Ahead of the vote, council members debated several amendments, including council chairman Phil Mendelson’s proposal to offset the estimated $104 million in lost short-term rental revenue with excess revenues identified in the most recent annual revenue estimate. His proposal also included a delay in the effective date of the ordinance to October 1, 2019, to give property owners time to change their properties’ uses.
The former stipulation faced opposition at the October 16 meeting and resulted in the vote’s postponement, but it was approved unanimously yesterday.
The council also approved council member Charles Allen’s amendment to allow some short-term rental owners to apply for an exemption to the 90-day rental limit if they are required to work away from the city, as many DC residents are for military or diplomatic assignments, or if they are away for medical care for themselves or a family member for longer than 90 days.
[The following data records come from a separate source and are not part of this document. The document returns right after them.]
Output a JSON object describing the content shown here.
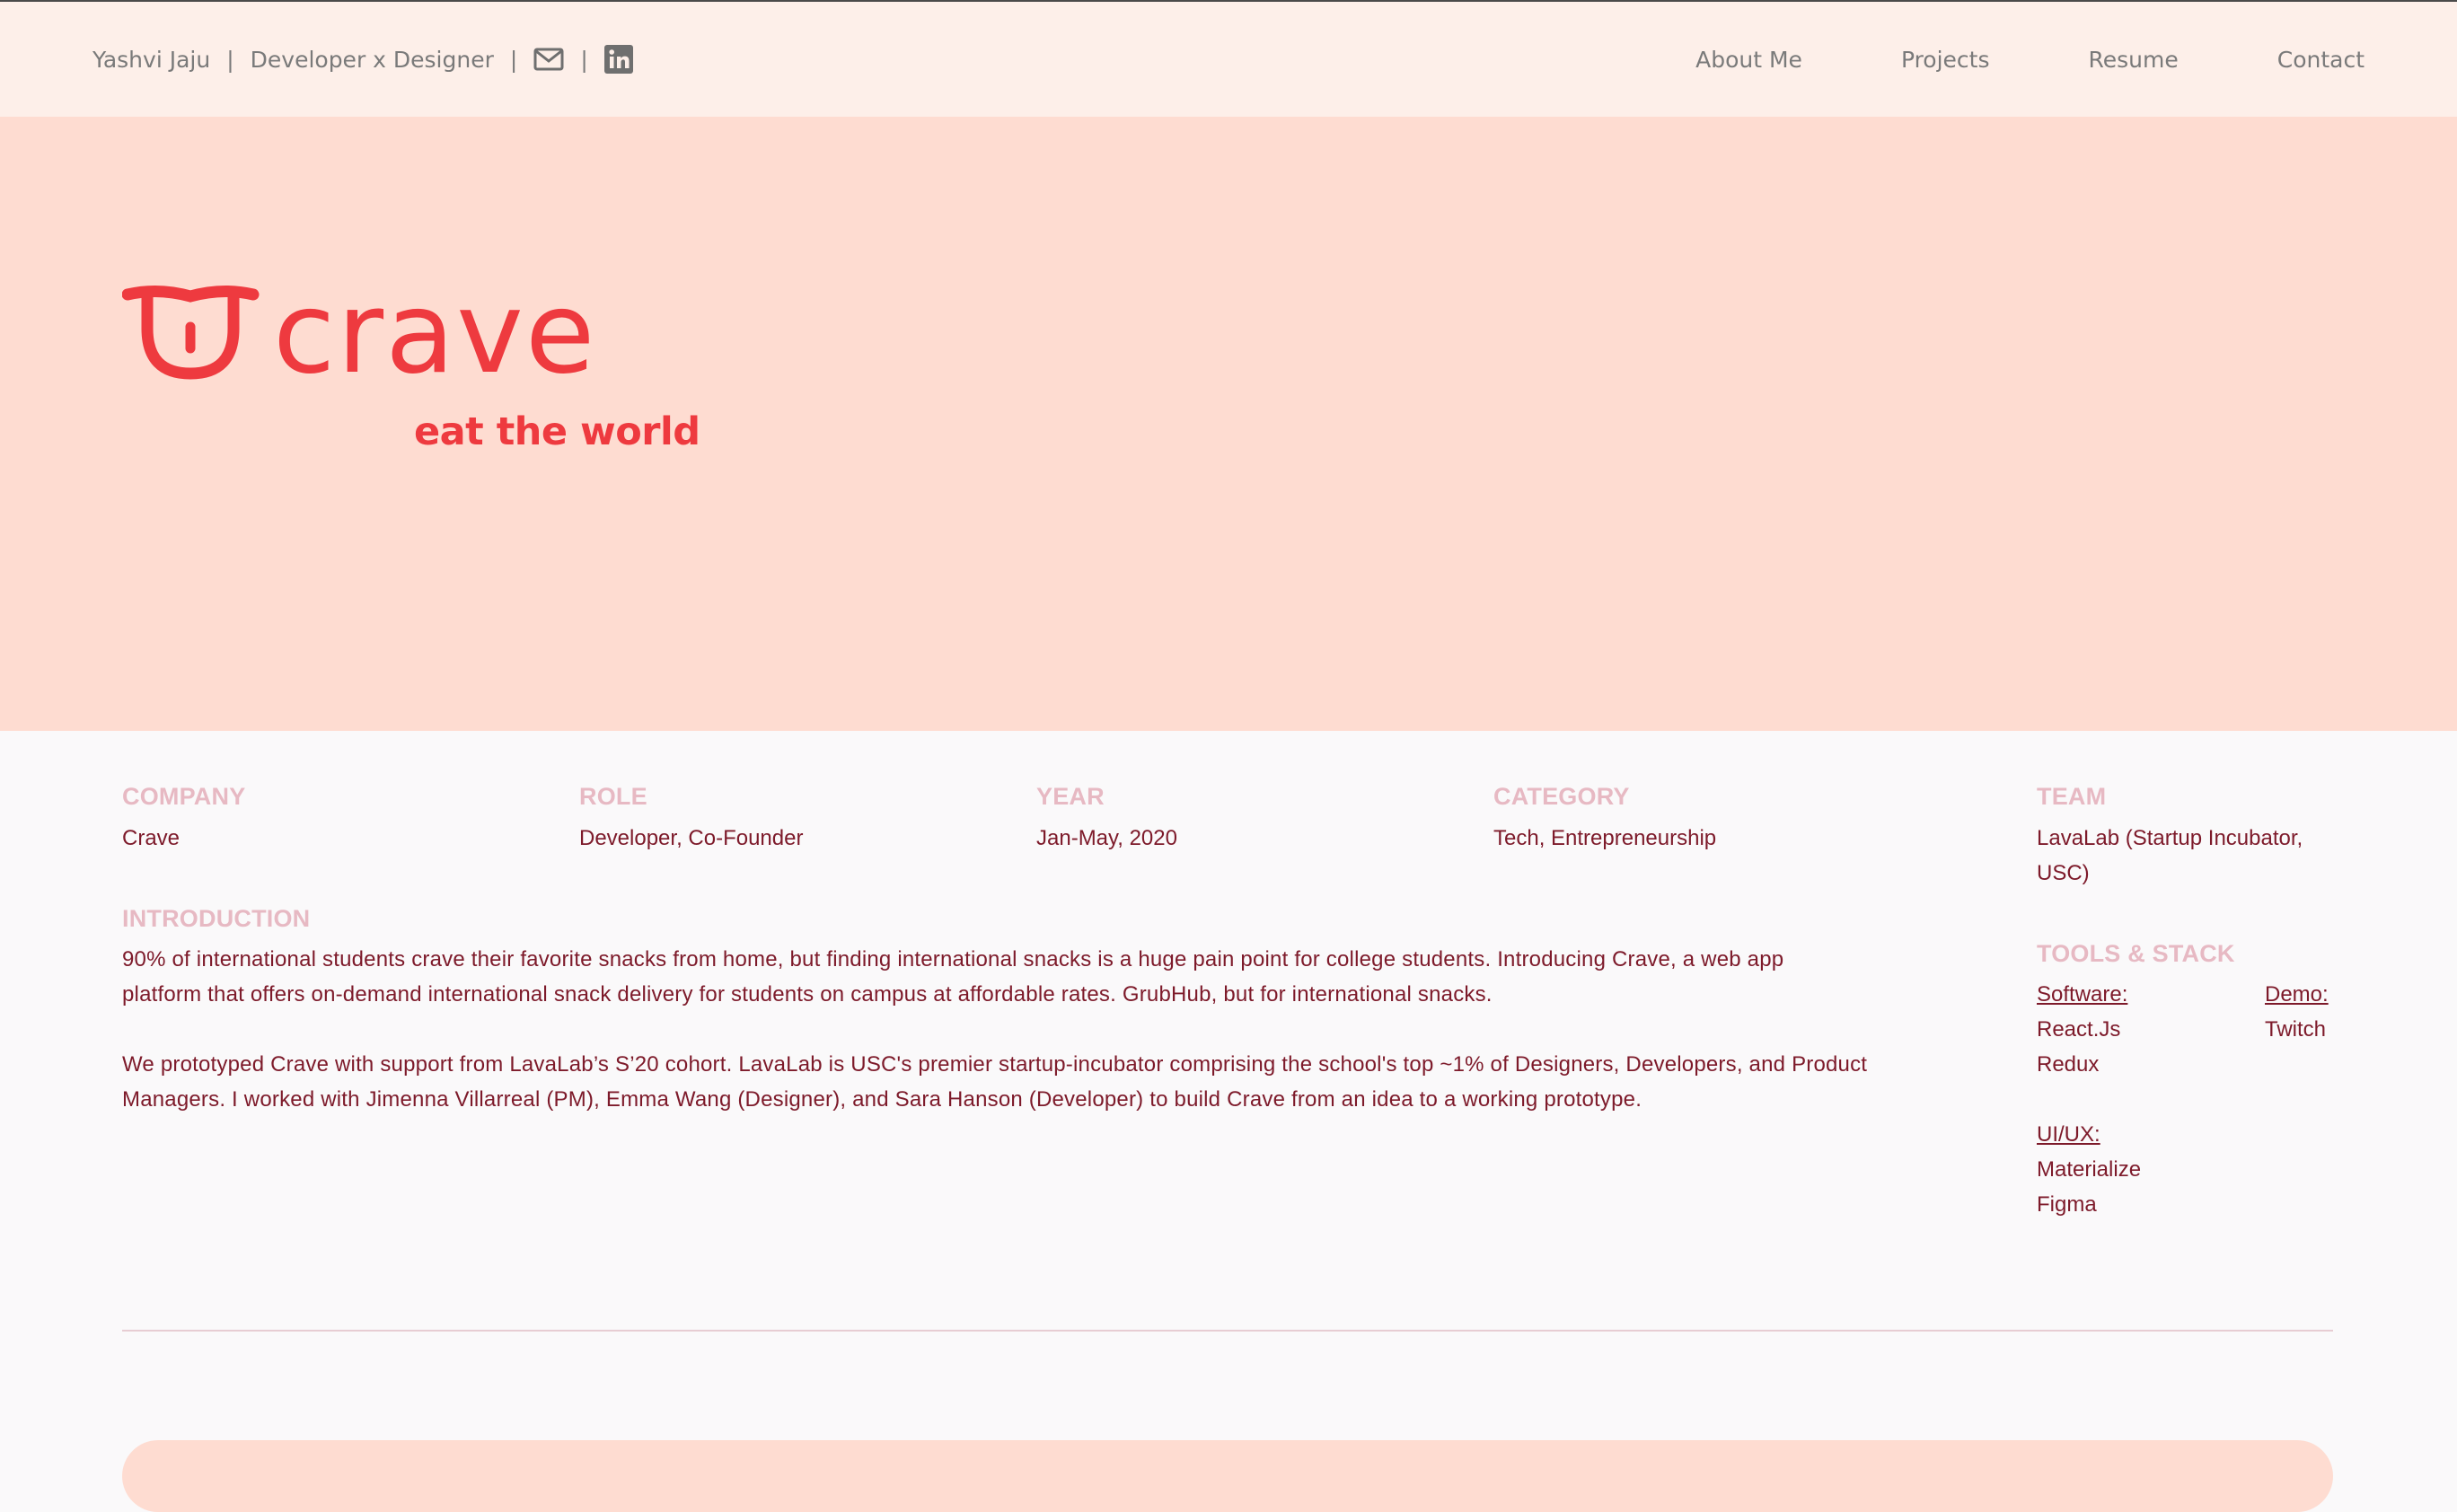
{
  "header": {
    "name": "Yashvi Jaju",
    "separator": "|",
    "tagline": "Developer x Designer",
    "icons": [
      "mail-icon",
      "linkedin-icon"
    ],
    "nav": [
      "About Me",
      "Projects",
      "Resume",
      "Contact"
    ]
  },
  "hero": {
    "logo_text": "crave",
    "tagline": "eat the world",
    "brand_color": "#ee3a3f",
    "background": "#fedcd1"
  },
  "details": {
    "company": {
      "label": "COMPANY",
      "value": "Crave"
    },
    "role": {
      "label": "ROLE",
      "value": "Developer, Co-Founder"
    },
    "year": {
      "label": "YEAR",
      "value": "Jan-May, 2020"
    },
    "category": {
      "label": "CATEGORY",
      "value": "Tech, Entrepreneurship"
    },
    "team": {
      "label": "TEAM",
      "value_line1": "LavaLab (Startup Incubator,",
      "value_line2": "USC)"
    }
  },
  "introduction": {
    "label": "INTRODUCTION",
    "p1_line1": "90% of international students crave their favorite snacks from home, but finding international snacks is a huge pain point for college students. Introducing Crave, a web app",
    "p1_line2": "platform that offers on-demand international snack delivery for students on campus at affordable rates. GrubHub, but for international snacks.",
    "p2_line1": "We prototyped Crave with support from LavaLab’s S’20 cohort. LavaLab is USC's premier startup-incubator comprising the school's top ~1% of Designers, Developers, and Product",
    "p2_line2": "Managers. I worked with Jimenna Villarreal (PM), Emma Wang (Designer), and Sara Hanson (Developer) to build Crave from an idea to a working prototype."
  },
  "tools": {
    "label": "TOOLS & STACK",
    "software_label": "Software:",
    "software": [
      "React.Js",
      "Redux"
    ],
    "demo_label": "Demo:",
    "demo": [
      "Twitch"
    ],
    "uiux_label": "UI/UX:",
    "uiux": [
      "Materialize",
      "Figma"
    ]
  }
}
Mendelson and council member Kenyan McDuffie, who proposed the short-term rental bill in January of last year, called the amendment “a recipe for mischief” and pointed to the additional administrative requirements it would demand. The council approved the amendment 9 – 4.
Other amendments were voted down to the applause of meeting attendees, including another attempt to increase the 90-day rental cap to 120 days and a request to increase the short-term rental property limit from primary only to primary plus one additional dwelling.
The bill now heads to mayor Murial Bowser’s desk where she is not expected to veto it.